Vivir esta enseñanza supone combate interior, vigilancia y decisión. Supone dejar que la gracia transforme nuestras reacciones, nuestros deseos, nuestras palabras y nuestras relaciones. La justicia mayor de la que habla el Señor es la justicia del corazón configurado con el suyo. En esa configuración encontramos la verdadera libertad: la libertad de amar sin reservas, de perdonar sin medida, de ser fieles en la alianza y de hablar con sencillez y verdad. Allí la Ley alcanza su plenitud, y el discípulo descubre que la exigencia del Evangelio es, en el fondo, el camino hacia la alegría más profunda.

Para reflexionar
¿Estoy viviendo mi fe como cumplimiento exterior de normas o como transformación real del corazón por la gracia de Cristo?

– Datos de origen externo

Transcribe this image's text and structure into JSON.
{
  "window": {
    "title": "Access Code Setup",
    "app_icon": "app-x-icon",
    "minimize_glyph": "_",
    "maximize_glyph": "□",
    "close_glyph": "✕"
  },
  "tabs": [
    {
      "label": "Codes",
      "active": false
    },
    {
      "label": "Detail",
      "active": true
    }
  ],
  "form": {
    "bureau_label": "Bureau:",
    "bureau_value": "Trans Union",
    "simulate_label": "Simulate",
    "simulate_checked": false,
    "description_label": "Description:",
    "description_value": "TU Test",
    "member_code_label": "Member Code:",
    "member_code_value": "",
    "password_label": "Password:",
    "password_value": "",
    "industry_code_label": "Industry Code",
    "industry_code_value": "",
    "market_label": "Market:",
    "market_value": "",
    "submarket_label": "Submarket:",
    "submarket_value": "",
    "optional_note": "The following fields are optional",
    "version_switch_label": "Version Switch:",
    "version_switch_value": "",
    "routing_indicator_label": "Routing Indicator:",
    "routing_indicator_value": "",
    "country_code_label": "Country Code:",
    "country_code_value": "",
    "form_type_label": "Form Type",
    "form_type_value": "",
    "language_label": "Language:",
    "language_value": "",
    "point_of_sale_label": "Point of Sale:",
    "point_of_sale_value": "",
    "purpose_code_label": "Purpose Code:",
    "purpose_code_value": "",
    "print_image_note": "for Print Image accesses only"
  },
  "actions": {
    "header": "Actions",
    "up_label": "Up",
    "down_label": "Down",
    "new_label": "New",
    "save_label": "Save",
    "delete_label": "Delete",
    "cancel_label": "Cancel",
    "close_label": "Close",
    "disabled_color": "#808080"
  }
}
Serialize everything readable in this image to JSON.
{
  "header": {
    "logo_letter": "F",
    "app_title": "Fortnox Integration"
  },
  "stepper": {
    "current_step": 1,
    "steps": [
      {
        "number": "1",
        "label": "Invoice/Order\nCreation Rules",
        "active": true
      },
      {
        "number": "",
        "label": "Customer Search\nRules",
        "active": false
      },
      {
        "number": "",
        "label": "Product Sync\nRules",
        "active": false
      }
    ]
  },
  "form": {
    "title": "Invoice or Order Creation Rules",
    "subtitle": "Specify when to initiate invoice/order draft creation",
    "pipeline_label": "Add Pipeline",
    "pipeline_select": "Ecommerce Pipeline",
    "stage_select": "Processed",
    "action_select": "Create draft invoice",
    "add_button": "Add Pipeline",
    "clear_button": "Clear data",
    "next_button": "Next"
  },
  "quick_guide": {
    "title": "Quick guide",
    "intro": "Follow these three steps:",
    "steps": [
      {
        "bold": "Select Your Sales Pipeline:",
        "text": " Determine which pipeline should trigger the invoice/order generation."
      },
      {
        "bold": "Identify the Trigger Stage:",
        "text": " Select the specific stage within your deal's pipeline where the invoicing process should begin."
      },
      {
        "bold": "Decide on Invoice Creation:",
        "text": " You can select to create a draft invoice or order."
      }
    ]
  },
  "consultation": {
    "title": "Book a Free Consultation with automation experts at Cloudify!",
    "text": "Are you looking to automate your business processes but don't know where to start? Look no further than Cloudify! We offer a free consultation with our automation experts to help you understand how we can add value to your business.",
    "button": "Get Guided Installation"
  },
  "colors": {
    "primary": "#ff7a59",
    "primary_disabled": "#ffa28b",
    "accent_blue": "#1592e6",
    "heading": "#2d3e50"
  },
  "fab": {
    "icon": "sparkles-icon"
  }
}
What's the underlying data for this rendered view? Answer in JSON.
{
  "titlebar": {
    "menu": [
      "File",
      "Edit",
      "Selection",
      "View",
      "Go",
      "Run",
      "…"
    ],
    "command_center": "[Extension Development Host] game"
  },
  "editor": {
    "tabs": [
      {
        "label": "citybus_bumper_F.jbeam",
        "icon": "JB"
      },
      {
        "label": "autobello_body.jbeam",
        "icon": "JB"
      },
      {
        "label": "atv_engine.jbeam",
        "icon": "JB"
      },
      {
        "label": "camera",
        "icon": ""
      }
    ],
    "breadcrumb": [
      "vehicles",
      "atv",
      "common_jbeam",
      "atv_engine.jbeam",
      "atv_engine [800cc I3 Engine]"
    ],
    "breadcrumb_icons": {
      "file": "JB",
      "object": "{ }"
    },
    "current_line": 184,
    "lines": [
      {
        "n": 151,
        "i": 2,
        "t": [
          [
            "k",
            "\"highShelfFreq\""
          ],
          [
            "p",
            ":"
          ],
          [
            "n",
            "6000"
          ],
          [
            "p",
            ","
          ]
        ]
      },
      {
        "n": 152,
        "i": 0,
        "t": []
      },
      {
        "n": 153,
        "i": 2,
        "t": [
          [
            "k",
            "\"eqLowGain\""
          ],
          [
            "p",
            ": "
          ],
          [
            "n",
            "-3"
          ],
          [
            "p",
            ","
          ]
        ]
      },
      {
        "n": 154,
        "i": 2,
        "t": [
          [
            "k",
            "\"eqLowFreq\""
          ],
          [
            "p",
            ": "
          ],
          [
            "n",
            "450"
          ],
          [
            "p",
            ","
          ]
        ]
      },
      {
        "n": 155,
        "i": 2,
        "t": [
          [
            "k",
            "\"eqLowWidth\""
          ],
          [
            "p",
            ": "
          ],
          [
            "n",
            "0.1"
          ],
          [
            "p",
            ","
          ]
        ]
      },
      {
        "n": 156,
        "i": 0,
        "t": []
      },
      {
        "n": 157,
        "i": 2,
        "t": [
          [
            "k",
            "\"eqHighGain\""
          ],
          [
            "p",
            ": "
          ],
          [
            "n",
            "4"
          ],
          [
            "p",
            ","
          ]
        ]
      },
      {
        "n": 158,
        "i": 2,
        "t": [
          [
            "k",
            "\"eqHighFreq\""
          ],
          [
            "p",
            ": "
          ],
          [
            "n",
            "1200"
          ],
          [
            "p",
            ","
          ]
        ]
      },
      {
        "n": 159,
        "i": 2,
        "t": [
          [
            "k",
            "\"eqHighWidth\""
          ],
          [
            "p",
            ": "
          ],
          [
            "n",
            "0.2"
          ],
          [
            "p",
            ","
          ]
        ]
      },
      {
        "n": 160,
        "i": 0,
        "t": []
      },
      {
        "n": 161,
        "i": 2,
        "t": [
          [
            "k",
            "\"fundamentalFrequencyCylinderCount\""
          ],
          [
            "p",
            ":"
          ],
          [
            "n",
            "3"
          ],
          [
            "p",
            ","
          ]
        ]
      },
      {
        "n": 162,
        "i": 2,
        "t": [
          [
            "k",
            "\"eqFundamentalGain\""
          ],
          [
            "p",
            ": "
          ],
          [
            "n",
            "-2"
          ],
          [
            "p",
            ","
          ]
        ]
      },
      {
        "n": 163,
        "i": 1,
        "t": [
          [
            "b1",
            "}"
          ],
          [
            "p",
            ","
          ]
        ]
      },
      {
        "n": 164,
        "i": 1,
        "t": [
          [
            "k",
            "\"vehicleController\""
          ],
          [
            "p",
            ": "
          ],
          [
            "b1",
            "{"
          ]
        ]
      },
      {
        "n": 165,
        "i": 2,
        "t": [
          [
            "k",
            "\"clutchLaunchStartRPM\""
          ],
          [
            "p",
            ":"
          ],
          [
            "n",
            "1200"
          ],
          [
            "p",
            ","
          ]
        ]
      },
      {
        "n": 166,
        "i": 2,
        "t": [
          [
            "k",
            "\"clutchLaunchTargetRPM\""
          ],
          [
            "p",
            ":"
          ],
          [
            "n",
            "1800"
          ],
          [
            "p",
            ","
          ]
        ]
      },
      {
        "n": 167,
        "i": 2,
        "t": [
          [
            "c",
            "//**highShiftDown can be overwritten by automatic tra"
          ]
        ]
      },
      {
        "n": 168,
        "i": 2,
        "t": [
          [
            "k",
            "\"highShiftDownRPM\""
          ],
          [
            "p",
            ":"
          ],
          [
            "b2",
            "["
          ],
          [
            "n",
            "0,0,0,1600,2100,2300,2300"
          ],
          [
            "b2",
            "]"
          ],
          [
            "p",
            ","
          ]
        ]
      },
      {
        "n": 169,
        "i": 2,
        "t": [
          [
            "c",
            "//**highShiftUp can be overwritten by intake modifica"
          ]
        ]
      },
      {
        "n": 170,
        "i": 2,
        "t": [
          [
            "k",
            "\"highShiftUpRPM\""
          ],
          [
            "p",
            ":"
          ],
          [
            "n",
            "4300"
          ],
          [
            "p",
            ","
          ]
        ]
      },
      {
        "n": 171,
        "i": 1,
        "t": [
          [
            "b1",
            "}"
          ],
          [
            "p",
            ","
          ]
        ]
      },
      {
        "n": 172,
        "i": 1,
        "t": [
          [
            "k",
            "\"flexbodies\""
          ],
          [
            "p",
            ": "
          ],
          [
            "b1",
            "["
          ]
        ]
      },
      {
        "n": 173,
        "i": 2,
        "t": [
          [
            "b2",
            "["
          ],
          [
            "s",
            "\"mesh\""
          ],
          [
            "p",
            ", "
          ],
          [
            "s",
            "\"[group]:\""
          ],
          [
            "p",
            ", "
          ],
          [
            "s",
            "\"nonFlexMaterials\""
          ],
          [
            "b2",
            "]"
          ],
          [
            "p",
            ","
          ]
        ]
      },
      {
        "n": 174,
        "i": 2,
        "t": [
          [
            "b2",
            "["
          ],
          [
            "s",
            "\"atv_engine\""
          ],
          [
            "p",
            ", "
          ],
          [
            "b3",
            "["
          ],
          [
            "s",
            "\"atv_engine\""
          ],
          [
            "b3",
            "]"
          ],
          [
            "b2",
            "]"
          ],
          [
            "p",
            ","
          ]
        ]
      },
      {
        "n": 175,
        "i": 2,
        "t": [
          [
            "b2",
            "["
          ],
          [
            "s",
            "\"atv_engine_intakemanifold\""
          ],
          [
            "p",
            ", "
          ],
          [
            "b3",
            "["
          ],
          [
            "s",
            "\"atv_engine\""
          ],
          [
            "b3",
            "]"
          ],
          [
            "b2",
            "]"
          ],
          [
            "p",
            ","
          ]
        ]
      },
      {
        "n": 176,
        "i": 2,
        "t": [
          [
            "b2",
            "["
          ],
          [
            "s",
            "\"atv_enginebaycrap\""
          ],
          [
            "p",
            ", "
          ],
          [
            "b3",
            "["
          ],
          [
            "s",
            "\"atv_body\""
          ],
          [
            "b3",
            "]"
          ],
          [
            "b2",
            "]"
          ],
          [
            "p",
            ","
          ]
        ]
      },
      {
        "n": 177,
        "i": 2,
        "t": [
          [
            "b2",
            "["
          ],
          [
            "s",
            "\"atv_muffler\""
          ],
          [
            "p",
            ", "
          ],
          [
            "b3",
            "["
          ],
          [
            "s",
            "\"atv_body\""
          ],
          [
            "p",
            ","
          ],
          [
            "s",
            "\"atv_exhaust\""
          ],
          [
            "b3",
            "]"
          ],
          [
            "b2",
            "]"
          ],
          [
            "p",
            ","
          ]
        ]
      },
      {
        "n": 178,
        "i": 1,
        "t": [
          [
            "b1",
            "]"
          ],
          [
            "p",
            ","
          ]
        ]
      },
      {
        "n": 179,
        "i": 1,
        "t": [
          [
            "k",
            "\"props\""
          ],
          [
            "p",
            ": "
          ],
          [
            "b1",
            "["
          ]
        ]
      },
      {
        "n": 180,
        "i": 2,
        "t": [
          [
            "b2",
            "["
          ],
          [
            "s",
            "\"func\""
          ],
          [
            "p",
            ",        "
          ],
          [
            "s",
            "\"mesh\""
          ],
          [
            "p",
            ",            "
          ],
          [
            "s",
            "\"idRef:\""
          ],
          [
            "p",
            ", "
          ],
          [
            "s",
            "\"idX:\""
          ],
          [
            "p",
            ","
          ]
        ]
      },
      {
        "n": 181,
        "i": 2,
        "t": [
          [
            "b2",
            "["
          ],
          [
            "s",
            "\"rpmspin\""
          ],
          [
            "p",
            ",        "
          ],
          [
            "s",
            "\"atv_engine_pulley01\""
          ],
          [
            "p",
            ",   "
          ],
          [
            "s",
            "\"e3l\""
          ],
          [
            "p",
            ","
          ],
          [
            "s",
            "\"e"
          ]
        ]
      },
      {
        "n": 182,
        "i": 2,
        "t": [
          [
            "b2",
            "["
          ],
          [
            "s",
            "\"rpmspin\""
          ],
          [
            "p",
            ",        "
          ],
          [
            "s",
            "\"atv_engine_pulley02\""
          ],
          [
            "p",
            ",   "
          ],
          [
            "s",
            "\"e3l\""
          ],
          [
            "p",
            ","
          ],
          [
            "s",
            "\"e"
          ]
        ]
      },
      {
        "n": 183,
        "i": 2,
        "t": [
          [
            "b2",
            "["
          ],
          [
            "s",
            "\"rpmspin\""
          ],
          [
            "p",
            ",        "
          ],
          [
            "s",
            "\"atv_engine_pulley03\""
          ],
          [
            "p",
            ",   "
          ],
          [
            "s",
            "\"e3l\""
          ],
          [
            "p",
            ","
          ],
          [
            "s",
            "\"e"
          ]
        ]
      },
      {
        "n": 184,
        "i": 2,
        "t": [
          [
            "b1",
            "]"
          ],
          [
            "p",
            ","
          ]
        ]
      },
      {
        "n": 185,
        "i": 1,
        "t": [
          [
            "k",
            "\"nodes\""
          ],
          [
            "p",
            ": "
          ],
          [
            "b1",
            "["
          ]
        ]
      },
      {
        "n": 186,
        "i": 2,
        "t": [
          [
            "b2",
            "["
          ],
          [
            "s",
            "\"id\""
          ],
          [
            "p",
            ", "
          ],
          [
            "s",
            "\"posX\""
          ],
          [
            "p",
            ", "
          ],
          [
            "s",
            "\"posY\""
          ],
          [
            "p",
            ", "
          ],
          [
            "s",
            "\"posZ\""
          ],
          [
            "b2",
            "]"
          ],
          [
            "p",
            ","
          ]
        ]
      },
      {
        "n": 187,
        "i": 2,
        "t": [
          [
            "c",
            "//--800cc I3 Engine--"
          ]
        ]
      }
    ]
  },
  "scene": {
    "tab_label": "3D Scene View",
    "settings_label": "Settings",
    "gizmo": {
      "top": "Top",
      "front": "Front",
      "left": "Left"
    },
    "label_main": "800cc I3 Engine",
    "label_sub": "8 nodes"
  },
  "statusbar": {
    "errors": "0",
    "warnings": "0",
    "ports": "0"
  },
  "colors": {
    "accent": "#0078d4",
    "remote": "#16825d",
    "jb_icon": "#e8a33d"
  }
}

¿Mi manera de amar —en la familia, la comunidad y el ministerio— refleja la fidelidad, la pureza y la mansedumbre del corazón de Cristo?

¿Mi palabra es transparente y verdadera, de modo que los demás puedan confiar en mí sin necesidad de explicaciones o justificaciones?

¿Creo realmente que la exigencia del Evangelio es camino de libertad y alegría, o la vivo todavía como peso difícil de llevar?